The torn writes don’t affect this particular code path, since we’re testing for equality and always incrementing by 1.
That said, if you feel this is not a plausible issue, I’m OK with using 32-bit generation numbers, at least on x86 where 64-bit incurs additional cost. In that case, would you rather (a) use 32-bit numbers for both i386 & amd64; (b) introduce a new typedef; or (c) conditionalize the declarations in mp_x86.c?
Thanks!
Generation numbers are global. so it does not matter if some pmap not get activated on the specific core for some time, it is only important that the core gets an invalidation IPI for some pmap. And, since kernel pmap is always active on all cores, I do not believe that you may get generation wraparound with some CPU still having stale (duplicated) generation number.

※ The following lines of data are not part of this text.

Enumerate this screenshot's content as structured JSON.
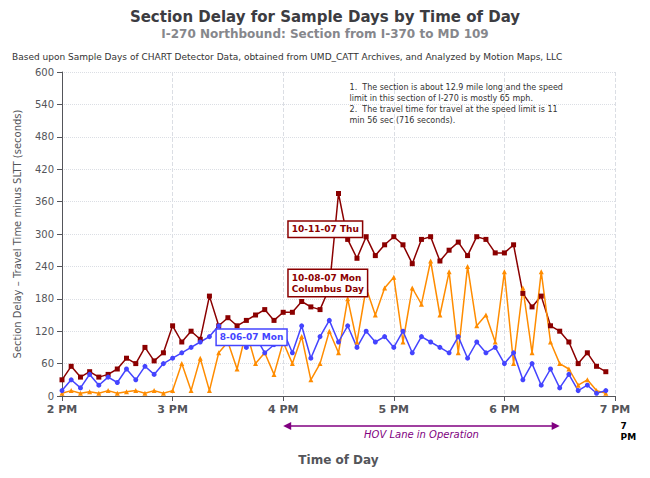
{
  "chart_data": {
    "type": "line",
    "title": "Section Delay for Sample Days by Time of Day",
    "subtitle": "I-270 Northbound: Section from I-370 to MD 109",
    "source_note": "Based upon Sample Days of CHART Detector Data, obtained from UMD_CATT Archives, and Analyzed by Motion Maps, LLC",
    "note": "1.  The section is about 12.9 mile long and the speed\nlimit in this section of I-270 is mostly 65 mph.\n2.  The travel time for travel at the speed limit is 11\nmin 56 sec (716 seconds).",
    "xlabel": "Time of Day",
    "ylabel": "Section Delay – Travel Time minus SLTT (seconds)",
    "x": [
      14.0,
      14.083,
      14.167,
      14.25,
      14.333,
      14.417,
      14.5,
      14.583,
      14.667,
      14.75,
      14.833,
      14.917,
      15.0,
      15.083,
      15.167,
      15.25,
      15.333,
      15.417,
      15.5,
      15.583,
      15.667,
      15.75,
      15.833,
      15.917,
      16.0,
      16.083,
      16.167,
      16.25,
      16.333,
      16.417,
      16.5,
      16.583,
      16.667,
      16.75,
      16.833,
      16.917,
      17.0,
      17.083,
      17.167,
      17.25,
      17.333,
      17.417,
      17.5,
      17.583,
      17.667,
      17.75,
      17.833,
      17.917,
      18.0,
      18.083,
      18.167,
      18.25,
      18.333,
      18.417,
      18.5,
      18.583,
      18.667,
      18.75,
      18.833,
      18.917
    ],
    "xlim": [
      14,
      19
    ],
    "xticks": [
      {
        "value": 14,
        "label": "2 PM"
      },
      {
        "value": 15,
        "label": "3 PM"
      },
      {
        "value": 16,
        "label": "4 PM"
      },
      {
        "value": 17,
        "label": "5 PM"
      },
      {
        "value": 18,
        "label": "6 PM"
      },
      {
        "value": 19,
        "label": "7 PM"
      }
    ],
    "ylim": [
      0,
      600
    ],
    "yticks": [
      0,
      60,
      120,
      180,
      240,
      300,
      360,
      420,
      480,
      540,
      600
    ],
    "grid": true,
    "series": [
      {
        "name": "10-11-07 Thu",
        "color": "#8b0000",
        "marker": "square",
        "values": [
          30,
          55,
          35,
          45,
          35,
          40,
          50,
          70,
          60,
          90,
          65,
          80,
          130,
          100,
          120,
          105,
          185,
          130,
          145,
          130,
          140,
          150,
          160,
          140,
          155,
          155,
          175,
          165,
          160,
          200,
          375,
          290,
          255,
          295,
          260,
          280,
          295,
          280,
          245,
          290,
          295,
          250,
          270,
          285,
          260,
          295,
          290,
          265,
          265,
          280,
          190,
          165,
          185,
          130,
          120,
          100,
          60,
          80,
          55,
          45
        ]
      },
      {
        "name": "10-08-07 Mon\nColumbus Day",
        "color": "#ff8c00",
        "marker": "triangle",
        "values": [
          5,
          10,
          5,
          8,
          5,
          10,
          5,
          8,
          10,
          5,
          10,
          5,
          10,
          60,
          10,
          70,
          10,
          80,
          100,
          50,
          120,
          60,
          80,
          40,
          100,
          60,
          110,
          30,
          60,
          120,
          80,
          180,
          100,
          200,
          150,
          200,
          220,
          100,
          200,
          170,
          250,
          150,
          230,
          80,
          240,
          130,
          150,
          100,
          230,
          60,
          200,
          80,
          230,
          100,
          60,
          50,
          20,
          30,
          10,
          5
        ]
      },
      {
        "name": "8-06-07 Mon",
        "color": "#4444ff",
        "marker": "circle",
        "values": [
          10,
          30,
          15,
          40,
          20,
          35,
          25,
          50,
          30,
          55,
          40,
          60,
          70,
          80,
          90,
          100,
          110,
          130,
          100,
          120,
          90,
          110,
          80,
          95,
          120,
          80,
          130,
          70,
          110,
          140,
          100,
          130,
          90,
          120,
          100,
          110,
          90,
          120,
          80,
          110,
          100,
          90,
          80,
          110,
          70,
          100,
          80,
          90,
          60,
          80,
          30,
          60,
          20,
          50,
          15,
          40,
          10,
          20,
          5,
          10
        ]
      }
    ],
    "annotations": [
      {
        "text": "10-11-07 Thu",
        "x": 16.05,
        "y": 295,
        "color": "#8b0000"
      },
      {
        "text": "10-08-07 Mon\nColumbus Day",
        "x": 16.05,
        "y": 185,
        "color": "#8b0000"
      },
      {
        "text": "8-06-07 Mon",
        "x": 15.4,
        "y": 95,
        "color": "#4444ff"
      }
    ],
    "hov": {
      "label": "HOV Lane in Operation",
      "start": 16.0,
      "end": 18.5,
      "color": "#800080"
    },
    "axis_annotations": [
      {
        "text": "7\nPM",
        "x": 19.05
      }
    ]
  }
}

IMO it is reasonable to select the simplest approach and just use uint32_t without typedef on both arches.
I am fine with the code changes. As requested, please add a comment somewhere explaining why the generation variables are used.
@kib, I don't have a way to build-test i386 at this time. Will you build & commit when it's ready?
FYI, you can always do 'make TARGET=i386 kernel-toolchain && make TARGET=i386 buildkernel' to build test on an amd64 host.
That (or something similar) wasn't working for me due to some sort of Makefile issue that I didn't have time to dig into. I guess I need to get in the habbit of using cluster resources.